Direct effects of diltiazem, nifedipine and verapamil on peripheral sympathetic nerve function, cardiac impulse conduction and cardiovascular function in anesthetized dogs subjected to ganglionic blockade

• Published in: European journal of pharmacology Vol. 128; no. 1-2; p. 109
• Main Authors: Bergey, J L, Much, D R
• Format: Journal Article
• Language: English
• Published: Netherlands 22.08.1986
• Subjects: Animals; Autonomic Fibers, Postganglionic - drug effects; Autonomic Nerve Block; Blood Pressure - drug effects; Calcium Channel Blockers - pharmacology; Cardiovascular System - drug effects; Diltiazem - pharmacology; Dogs; Heart Conduction System - drug effects; Heart Rate - drug effects; Nifedipine - pharmacology; Sympathetic Nervous System - drug effects; Verapamil - pharmacology
• ISSN: 0014-2999
• DOI: 10.1016/0014-2999(86)90564-9

The Ca2+ entry blockers diltiazem, nifedipine and verapamil produced dose-dependent increases in atrioventricular conduction time (A-H interval), while decreasing heart rate and mean arterial pressure in anesthetized dogs previously subjected to ganglionic blockade to prevent hypotension-induced reflex changes in sympathetic tone. Nifedipine and verapamil, but not diltiazem, also reduced (P less than 0.05) the tachycardia produced by electrical stimulation of the cardioaccelerator nerve at doses which did not alter the heart rate response to direct beta-adrenoceptor stimulation by isoproterenol (0.1 microgram/kg i.v.).

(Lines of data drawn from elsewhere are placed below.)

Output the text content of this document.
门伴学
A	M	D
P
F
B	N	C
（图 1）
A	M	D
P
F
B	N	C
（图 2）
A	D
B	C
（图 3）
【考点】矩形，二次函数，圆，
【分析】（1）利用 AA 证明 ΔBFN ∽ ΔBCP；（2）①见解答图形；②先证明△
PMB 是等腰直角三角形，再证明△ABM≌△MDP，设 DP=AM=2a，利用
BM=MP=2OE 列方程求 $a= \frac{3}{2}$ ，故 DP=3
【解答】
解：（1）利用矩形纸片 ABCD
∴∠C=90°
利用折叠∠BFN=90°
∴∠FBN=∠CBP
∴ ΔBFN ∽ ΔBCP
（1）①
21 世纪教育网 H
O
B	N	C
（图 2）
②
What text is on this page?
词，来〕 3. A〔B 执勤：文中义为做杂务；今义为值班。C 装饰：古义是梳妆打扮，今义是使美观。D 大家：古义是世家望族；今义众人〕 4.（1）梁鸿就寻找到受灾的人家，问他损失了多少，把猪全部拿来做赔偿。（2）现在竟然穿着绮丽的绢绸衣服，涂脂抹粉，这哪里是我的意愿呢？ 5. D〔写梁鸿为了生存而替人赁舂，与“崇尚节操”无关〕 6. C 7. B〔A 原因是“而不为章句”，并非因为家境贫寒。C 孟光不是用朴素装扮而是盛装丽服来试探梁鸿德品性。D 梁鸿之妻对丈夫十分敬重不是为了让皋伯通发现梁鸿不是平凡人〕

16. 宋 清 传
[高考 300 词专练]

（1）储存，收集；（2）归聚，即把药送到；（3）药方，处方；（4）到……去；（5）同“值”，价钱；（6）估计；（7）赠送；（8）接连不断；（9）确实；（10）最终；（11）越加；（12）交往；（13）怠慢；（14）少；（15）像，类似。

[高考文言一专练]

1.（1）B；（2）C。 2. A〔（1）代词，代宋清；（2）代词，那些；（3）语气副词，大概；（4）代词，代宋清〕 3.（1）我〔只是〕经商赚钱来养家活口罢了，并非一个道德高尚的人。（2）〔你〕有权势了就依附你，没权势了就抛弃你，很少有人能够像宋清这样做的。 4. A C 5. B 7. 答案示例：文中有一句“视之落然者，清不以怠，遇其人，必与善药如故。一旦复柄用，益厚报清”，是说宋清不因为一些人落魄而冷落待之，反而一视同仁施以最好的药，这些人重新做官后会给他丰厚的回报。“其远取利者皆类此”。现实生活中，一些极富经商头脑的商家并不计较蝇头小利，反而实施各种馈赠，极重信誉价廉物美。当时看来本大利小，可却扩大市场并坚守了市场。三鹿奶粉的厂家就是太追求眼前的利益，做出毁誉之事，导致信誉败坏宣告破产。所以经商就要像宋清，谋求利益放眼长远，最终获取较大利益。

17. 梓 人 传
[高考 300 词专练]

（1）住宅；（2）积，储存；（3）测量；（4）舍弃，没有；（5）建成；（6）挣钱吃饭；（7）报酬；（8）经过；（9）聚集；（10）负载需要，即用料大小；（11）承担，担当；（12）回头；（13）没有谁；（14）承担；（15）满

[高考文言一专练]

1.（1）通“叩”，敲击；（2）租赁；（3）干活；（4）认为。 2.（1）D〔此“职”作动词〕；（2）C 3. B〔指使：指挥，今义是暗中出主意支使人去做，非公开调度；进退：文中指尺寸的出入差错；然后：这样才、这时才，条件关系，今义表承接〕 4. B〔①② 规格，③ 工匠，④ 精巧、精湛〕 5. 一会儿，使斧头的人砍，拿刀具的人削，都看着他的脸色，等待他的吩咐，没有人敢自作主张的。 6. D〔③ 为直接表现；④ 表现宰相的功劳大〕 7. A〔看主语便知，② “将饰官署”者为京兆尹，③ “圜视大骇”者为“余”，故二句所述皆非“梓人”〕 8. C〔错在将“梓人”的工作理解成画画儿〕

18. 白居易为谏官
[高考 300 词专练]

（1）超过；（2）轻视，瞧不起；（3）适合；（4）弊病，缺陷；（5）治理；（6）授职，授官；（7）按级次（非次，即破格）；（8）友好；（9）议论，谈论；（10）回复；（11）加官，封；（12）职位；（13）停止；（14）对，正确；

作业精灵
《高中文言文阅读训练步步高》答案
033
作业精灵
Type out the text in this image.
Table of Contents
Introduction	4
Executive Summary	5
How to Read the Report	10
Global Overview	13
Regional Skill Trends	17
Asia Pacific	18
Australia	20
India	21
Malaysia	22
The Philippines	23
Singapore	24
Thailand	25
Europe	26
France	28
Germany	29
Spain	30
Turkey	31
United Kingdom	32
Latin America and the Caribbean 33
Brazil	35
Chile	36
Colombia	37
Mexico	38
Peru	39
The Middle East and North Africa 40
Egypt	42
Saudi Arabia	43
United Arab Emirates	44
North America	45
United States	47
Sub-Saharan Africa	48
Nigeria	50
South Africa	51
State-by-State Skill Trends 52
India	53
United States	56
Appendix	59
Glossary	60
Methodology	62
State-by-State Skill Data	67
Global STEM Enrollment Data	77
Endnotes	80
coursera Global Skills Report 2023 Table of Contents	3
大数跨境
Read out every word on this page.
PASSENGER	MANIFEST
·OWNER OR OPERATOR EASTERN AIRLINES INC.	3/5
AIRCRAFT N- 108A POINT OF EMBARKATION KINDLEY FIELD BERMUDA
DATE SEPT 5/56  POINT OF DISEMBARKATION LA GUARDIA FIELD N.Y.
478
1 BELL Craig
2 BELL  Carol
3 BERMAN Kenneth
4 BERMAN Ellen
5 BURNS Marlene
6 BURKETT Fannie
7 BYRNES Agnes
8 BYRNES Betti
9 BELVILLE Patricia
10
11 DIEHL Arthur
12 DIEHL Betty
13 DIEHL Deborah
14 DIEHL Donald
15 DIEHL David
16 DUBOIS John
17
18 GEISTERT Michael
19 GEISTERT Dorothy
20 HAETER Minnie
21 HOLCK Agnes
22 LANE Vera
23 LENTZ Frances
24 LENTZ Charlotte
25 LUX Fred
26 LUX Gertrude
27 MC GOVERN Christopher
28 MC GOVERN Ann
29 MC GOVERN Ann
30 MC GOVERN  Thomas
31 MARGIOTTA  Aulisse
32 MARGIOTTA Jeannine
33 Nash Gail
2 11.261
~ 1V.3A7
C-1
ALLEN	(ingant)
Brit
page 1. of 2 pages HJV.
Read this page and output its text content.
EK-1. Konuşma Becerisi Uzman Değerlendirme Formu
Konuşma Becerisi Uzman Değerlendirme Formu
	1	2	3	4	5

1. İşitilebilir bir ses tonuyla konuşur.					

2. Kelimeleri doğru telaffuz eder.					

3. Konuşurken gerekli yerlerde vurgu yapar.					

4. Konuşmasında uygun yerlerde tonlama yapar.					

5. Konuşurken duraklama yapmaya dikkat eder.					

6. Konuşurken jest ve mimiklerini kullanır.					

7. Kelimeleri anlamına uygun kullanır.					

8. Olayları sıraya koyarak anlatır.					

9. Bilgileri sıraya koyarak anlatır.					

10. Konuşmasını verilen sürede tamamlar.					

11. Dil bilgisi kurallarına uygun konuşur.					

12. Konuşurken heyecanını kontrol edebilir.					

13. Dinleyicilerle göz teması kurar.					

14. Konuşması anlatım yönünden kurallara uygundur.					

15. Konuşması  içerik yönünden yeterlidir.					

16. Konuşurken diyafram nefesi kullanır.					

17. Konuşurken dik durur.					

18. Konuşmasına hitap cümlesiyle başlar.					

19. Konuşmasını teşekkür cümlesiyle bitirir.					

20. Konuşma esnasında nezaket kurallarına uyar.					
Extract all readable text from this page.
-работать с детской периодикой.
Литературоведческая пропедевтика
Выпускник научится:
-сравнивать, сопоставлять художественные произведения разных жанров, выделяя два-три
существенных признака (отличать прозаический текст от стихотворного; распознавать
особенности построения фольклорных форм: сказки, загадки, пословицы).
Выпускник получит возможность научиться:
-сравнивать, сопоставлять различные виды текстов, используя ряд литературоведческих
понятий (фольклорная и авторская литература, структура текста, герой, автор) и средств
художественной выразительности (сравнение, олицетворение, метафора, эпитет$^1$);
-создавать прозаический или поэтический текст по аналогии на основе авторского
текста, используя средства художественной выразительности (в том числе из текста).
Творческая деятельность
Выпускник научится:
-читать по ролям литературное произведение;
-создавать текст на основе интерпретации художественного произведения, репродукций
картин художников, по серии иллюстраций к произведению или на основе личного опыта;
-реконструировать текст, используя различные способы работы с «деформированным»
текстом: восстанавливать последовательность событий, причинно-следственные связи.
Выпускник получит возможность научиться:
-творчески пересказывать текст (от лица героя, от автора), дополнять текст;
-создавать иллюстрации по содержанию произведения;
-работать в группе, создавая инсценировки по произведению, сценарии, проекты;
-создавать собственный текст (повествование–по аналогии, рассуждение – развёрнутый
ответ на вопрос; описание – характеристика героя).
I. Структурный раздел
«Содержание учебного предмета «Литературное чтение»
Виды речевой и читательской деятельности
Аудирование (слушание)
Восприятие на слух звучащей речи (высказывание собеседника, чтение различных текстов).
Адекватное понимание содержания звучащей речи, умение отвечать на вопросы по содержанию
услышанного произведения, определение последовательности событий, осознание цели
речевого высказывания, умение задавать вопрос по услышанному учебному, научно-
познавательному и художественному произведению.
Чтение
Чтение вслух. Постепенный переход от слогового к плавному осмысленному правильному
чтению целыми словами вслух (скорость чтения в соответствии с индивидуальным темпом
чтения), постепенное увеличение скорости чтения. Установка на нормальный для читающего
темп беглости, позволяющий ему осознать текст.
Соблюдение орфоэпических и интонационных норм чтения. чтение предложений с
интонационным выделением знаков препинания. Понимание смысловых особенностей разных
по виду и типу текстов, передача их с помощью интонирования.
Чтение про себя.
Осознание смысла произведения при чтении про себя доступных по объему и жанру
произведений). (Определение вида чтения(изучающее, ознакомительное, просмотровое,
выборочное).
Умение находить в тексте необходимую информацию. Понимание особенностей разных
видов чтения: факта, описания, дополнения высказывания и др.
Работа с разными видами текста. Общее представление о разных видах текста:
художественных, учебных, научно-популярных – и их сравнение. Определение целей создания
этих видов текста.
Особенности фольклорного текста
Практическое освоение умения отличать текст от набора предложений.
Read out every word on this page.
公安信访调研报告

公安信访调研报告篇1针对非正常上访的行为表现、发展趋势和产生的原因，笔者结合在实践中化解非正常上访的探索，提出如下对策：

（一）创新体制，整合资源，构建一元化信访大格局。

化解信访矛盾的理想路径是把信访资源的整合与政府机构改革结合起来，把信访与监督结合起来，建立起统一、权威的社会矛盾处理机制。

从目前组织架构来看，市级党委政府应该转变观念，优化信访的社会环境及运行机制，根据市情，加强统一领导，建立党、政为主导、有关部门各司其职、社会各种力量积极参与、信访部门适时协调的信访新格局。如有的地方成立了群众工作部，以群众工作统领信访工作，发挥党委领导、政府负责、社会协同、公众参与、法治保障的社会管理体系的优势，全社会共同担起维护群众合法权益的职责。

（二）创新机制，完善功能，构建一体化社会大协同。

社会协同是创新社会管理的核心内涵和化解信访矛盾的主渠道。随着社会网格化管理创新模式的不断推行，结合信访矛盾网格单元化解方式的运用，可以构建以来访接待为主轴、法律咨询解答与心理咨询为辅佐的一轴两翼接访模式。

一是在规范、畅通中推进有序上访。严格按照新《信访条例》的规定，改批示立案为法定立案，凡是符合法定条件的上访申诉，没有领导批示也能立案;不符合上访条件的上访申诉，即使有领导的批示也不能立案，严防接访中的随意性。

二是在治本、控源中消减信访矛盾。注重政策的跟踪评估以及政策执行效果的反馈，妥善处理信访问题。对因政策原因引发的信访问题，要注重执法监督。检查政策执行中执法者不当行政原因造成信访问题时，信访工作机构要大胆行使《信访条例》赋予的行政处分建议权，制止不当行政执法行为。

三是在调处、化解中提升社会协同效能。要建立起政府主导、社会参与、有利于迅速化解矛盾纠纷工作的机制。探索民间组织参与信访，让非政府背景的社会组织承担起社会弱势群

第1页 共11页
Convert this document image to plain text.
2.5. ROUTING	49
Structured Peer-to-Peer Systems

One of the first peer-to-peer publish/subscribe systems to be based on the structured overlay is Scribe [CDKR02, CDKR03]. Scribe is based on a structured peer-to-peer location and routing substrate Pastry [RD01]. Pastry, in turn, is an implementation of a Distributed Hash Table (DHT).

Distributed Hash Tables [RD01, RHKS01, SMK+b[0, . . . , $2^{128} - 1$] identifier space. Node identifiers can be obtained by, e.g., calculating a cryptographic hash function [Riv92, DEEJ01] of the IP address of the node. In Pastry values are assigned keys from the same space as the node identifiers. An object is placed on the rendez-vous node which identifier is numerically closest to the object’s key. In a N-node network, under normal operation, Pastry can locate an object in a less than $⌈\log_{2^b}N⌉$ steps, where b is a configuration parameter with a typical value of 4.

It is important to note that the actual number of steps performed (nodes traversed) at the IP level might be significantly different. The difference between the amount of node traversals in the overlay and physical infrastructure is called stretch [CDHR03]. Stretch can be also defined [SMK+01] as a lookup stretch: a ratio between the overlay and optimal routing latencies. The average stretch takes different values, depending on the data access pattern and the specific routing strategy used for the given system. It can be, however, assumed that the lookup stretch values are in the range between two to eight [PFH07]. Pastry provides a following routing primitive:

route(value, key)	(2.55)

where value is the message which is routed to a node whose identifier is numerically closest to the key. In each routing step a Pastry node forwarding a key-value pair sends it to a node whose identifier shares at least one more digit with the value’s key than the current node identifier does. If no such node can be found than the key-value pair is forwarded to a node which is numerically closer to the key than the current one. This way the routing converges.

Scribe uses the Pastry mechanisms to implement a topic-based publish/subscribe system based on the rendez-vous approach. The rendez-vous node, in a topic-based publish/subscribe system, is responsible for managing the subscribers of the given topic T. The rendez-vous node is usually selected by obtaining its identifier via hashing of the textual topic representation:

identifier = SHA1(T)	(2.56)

The lowest doses of nifedipine (0.03 mg/kg) and verapamil (0.3 mg/kg) that produced decreases in mean arterial blood pressure were the same as or greater than those which selectivity reduced the tachycardiac effects of low frequency (1 Hz, 25-35 V, 5 ms), but not high frequency (10 Hz, 25-35 V, 5 ms) cardiac nerve stimulation. These data suggest that threshold vasodilator doses of some Ca2+ blockers may selectively reduce low level (or basal) sympathetic neurotransmission and this additional pharmacologic action may contribute to the antihypertensive mechanism. The failure to inhibit the high frequency nerve response may also help to explain the relatively low incidence of orthostatic hypotension associated with the clinical use of Ca2+ blockers as compared to other direct-acting vasodilators.